Famous figures from the 1930s will take the stage each day in a revival of the old traveling summer entertainment called “chautauqua” (shaw-TAW-kwa).
Visitors on chairs under the tent will be treated to the music of Woody Guthrie and performances by actor/scholars portraying car maker Henry Ford, President Franklin Roosevelt, evangelist Aimee Semple McPherson and humorist/actor Will Rogers.
“Doing the Best They Could: National and Local Voices from the 1930s” is a partnership with the Missouri Humanities Council, and with support from the National Endowment for the Humanities and Friends of the Library.
Mark Bilyeu, of the local band Big Smith, kicks it off at 7 p.m. Thursday with the music of Woody Guthrie, the “Dust Bowl Troubadour.”
The chautauqua is part of the Library’s month-long Big Read celebration, when we encourage the community to read the same book to inspire reading and literacy. This year’s book selection is Richard Peck’s “A Long Way from Chicago,” set in the 1930s like our chautauqua.

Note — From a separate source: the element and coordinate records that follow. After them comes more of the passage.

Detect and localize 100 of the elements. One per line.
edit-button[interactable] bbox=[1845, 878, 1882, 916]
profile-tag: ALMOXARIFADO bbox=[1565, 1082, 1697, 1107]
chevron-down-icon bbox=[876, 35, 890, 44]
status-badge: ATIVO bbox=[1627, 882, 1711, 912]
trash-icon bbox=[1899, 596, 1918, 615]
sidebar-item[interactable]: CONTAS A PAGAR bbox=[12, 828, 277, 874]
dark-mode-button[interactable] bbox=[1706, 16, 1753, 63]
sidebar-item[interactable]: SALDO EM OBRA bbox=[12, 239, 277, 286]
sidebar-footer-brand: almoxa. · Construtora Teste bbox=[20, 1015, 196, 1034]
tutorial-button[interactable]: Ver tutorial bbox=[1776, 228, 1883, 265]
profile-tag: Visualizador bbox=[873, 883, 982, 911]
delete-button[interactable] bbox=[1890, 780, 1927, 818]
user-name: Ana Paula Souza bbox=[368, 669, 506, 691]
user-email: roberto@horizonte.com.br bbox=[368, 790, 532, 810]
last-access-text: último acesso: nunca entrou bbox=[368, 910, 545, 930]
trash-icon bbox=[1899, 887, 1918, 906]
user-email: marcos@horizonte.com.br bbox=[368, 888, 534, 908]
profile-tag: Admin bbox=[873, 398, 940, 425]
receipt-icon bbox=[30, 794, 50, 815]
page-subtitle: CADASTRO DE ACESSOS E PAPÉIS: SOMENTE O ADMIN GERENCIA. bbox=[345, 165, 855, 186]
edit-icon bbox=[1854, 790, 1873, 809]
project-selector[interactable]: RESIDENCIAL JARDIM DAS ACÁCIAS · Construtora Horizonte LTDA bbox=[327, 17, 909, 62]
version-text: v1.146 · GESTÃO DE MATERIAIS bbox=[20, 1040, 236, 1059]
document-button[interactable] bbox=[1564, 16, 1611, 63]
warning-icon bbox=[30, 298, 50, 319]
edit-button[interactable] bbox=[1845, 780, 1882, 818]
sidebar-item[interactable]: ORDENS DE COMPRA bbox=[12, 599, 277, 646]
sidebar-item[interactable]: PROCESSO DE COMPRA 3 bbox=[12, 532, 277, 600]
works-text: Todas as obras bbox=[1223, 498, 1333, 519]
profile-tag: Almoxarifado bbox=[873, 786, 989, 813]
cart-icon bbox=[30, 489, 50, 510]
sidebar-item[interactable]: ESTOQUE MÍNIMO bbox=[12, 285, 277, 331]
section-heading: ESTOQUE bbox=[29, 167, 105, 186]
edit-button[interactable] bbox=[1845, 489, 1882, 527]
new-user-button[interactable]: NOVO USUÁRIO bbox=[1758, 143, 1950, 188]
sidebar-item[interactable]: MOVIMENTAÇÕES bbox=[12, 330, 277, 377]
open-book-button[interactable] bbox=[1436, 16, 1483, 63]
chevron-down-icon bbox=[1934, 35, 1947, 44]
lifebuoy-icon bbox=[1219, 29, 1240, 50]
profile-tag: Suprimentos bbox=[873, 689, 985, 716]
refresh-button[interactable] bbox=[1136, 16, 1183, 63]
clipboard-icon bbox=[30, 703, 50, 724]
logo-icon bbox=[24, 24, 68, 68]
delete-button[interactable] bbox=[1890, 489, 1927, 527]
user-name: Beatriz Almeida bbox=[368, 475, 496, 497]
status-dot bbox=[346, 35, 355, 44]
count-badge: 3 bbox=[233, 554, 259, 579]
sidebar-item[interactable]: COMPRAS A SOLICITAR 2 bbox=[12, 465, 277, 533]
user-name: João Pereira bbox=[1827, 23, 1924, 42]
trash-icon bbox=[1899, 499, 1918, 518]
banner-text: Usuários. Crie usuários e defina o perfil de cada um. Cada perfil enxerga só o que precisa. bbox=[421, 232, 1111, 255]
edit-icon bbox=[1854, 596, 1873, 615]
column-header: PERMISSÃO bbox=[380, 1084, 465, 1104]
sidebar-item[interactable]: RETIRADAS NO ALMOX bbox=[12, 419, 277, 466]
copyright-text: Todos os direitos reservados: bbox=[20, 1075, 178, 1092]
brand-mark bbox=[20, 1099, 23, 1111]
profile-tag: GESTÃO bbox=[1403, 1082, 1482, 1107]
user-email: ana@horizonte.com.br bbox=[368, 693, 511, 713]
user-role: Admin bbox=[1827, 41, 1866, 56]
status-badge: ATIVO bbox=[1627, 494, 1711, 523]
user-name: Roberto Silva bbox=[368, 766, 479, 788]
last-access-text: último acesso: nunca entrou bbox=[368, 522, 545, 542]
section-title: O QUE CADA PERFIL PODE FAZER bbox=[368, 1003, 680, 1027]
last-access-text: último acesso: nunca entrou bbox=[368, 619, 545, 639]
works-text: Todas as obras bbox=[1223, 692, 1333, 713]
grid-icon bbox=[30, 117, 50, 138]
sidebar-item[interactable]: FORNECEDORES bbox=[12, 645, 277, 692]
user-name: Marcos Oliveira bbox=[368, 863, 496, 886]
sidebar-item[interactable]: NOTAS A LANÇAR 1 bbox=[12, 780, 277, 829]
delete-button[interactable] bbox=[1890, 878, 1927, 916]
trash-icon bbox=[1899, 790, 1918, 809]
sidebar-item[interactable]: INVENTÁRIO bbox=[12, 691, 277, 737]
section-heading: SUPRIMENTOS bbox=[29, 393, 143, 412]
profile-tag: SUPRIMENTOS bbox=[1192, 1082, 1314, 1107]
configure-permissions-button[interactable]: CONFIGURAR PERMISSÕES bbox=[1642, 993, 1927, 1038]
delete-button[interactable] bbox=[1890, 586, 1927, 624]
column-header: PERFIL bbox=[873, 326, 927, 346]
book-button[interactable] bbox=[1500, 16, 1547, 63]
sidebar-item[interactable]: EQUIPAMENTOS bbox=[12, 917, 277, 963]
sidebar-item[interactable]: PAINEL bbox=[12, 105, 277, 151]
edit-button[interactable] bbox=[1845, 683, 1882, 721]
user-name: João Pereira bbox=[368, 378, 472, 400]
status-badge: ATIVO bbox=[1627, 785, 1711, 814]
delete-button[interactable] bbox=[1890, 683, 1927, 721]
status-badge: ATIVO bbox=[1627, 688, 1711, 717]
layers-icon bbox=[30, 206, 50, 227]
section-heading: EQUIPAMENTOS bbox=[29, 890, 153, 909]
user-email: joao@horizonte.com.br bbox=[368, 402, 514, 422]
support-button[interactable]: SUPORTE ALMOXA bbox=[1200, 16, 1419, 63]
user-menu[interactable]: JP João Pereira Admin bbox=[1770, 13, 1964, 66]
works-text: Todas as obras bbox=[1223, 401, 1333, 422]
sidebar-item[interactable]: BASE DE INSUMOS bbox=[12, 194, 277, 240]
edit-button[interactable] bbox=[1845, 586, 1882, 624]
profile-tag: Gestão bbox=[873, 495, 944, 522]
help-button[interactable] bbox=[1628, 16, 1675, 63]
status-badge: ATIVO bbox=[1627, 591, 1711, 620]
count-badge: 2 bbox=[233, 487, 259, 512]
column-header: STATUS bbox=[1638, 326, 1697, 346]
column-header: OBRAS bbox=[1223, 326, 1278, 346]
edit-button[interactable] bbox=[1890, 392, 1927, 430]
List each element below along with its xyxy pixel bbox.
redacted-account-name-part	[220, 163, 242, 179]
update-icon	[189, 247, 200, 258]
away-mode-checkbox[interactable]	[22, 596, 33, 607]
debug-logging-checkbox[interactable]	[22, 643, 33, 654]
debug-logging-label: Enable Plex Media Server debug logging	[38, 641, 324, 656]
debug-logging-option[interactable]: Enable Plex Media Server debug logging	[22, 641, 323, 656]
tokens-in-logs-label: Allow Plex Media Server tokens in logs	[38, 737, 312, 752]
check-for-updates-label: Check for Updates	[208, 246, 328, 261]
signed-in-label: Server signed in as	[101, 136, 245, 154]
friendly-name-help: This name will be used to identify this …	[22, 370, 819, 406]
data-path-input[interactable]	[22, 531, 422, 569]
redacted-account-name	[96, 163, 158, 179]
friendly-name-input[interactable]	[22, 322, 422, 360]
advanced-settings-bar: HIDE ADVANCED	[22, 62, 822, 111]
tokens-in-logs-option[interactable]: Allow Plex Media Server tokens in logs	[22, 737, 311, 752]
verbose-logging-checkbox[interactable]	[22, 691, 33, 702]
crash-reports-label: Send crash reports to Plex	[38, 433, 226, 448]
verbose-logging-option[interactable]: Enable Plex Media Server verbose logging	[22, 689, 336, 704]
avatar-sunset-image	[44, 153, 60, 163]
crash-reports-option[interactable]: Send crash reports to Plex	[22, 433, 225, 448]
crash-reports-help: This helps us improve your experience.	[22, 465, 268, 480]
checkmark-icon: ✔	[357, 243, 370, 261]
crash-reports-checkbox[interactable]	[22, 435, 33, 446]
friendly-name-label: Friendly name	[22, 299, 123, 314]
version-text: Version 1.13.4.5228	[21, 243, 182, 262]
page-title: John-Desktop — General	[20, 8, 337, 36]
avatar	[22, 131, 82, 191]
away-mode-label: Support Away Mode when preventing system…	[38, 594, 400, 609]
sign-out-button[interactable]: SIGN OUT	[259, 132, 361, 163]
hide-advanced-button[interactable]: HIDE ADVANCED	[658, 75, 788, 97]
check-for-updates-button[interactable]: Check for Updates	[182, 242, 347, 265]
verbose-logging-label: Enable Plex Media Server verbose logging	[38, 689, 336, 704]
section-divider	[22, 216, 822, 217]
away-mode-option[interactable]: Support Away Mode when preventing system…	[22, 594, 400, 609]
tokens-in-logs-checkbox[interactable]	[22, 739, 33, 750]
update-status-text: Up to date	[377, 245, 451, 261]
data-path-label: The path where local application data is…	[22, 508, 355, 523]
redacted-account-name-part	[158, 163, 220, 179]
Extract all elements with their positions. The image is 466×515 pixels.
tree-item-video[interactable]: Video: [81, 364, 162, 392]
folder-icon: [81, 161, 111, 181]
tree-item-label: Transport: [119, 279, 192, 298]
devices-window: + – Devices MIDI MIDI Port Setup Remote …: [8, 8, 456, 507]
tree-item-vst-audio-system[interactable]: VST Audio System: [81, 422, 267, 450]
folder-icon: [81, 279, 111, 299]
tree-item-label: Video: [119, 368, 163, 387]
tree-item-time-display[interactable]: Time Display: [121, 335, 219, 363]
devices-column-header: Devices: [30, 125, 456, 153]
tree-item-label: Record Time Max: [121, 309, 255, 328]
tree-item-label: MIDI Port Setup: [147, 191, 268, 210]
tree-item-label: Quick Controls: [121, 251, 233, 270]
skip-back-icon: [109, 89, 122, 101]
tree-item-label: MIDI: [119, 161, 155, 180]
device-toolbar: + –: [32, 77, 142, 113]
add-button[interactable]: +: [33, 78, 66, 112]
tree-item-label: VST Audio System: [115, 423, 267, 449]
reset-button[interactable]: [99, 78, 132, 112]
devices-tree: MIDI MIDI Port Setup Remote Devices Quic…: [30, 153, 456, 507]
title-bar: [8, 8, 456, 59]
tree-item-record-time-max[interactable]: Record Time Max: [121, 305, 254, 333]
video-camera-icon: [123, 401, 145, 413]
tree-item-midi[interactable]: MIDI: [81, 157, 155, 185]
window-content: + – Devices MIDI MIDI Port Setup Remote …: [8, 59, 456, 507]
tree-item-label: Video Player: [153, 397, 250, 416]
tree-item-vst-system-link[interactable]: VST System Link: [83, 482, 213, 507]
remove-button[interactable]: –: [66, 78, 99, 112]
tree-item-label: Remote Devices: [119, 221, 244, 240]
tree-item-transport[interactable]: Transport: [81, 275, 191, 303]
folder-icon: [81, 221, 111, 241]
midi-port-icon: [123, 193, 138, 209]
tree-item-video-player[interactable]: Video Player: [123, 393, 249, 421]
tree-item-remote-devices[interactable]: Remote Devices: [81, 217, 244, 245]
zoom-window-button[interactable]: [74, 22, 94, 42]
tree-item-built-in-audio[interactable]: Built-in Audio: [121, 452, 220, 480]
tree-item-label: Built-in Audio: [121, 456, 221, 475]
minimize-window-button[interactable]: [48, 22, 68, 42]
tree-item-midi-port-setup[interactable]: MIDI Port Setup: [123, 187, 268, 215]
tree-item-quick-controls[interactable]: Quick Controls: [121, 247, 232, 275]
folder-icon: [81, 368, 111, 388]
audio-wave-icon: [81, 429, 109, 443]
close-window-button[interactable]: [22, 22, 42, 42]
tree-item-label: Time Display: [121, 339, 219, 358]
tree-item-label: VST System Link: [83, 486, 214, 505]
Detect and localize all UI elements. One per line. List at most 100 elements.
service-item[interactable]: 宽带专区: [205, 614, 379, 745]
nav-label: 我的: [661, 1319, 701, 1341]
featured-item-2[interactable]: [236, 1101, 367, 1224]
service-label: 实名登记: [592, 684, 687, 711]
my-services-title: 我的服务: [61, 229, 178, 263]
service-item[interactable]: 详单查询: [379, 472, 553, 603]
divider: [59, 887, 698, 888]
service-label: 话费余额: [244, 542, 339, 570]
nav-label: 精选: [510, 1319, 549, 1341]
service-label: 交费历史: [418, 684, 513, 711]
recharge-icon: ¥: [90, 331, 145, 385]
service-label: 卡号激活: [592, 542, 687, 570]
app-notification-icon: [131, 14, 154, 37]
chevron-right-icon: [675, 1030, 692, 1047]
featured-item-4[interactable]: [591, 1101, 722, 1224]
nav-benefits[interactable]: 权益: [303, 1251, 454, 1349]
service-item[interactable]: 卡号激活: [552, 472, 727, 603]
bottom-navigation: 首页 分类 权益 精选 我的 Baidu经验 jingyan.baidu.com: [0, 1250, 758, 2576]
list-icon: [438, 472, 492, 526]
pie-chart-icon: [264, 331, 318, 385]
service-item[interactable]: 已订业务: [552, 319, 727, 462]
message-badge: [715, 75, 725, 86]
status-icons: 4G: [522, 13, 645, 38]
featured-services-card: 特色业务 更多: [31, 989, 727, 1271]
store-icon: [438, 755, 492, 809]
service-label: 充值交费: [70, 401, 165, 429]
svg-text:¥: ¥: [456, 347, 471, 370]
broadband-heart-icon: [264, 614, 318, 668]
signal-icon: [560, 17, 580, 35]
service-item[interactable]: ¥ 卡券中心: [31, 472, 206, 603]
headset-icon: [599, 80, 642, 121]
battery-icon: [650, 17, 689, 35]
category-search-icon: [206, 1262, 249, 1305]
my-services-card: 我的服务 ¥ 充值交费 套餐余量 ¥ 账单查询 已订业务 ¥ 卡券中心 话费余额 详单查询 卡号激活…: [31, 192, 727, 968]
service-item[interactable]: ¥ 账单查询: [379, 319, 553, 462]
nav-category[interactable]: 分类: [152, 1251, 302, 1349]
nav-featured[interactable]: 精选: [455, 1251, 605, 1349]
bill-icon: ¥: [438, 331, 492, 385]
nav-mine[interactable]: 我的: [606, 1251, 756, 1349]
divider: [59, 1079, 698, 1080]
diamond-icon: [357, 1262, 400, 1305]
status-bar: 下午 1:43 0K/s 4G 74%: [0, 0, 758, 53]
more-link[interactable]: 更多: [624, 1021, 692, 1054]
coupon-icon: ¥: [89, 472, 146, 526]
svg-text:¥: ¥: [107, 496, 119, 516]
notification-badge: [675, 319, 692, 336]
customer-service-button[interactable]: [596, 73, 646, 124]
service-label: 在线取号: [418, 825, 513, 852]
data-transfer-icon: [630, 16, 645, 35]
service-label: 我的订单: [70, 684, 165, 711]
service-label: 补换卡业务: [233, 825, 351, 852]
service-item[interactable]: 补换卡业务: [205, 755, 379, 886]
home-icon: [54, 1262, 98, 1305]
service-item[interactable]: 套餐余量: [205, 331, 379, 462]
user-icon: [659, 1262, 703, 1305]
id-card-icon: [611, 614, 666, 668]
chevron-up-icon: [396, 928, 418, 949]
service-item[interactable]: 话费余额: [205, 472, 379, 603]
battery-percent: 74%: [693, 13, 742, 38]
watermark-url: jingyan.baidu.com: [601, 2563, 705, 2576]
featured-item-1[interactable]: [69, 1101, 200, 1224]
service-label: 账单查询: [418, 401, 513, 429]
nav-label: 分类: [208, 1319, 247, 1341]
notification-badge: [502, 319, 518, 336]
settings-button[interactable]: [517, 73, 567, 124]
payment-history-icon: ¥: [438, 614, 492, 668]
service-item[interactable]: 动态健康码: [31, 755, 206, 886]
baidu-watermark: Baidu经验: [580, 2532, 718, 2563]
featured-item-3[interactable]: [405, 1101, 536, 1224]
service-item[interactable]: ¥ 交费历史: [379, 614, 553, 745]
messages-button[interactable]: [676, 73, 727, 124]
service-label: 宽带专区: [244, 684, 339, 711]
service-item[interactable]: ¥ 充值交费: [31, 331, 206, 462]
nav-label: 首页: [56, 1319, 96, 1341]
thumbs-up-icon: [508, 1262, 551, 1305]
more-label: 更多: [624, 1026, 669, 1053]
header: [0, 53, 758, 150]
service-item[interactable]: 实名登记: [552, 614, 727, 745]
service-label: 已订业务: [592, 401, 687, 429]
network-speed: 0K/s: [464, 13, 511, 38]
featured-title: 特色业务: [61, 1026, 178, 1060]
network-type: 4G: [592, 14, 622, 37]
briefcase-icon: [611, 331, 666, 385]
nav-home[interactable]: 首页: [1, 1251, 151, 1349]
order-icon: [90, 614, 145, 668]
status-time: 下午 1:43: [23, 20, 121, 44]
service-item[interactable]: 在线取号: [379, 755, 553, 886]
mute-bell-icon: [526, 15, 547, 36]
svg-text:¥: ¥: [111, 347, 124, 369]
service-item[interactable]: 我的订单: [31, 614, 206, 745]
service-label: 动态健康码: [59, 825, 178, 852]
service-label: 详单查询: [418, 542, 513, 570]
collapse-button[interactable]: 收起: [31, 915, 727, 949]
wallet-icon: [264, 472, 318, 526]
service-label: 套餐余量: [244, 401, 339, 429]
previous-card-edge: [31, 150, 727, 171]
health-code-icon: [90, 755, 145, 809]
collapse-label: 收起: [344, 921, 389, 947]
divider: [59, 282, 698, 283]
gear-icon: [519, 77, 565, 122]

The historical characters will speak of the events, economy, social and religious issues of their days. But the actors say their messages are relevant for audiences today.
Paul Vickery sees Henry Ford as that era’s Bill Gates. Ford is on after live music by Evangel University musicians at 6:30 p.m. Friday.
Patrick McGinnis, portraying FDR after live music at 6:30 p.m. Saturday, finds parallels between the controversial social programs of FDR’s days and those today.
Aimee Semple McPherson’s message resonates today as it did in the 30s, says actor/scholar Tonia Compton. She performs at 2 p.m. Sunday with 30s gospel music by Bob and Connie Bilyeu. The evangelist urged people to turn to their faith for strength during the Depression, and believed the church should provide for the basic physical needs of those in need – much the way Americans are responding to the recent economic crisis, Compton says.
And Will Rogers? “A lot of what he had to say about politics and economics, his common sense, are still pretty on the mark,” says actor/scholar Doug Watson.
We hope you’ll join us for all the days’ events.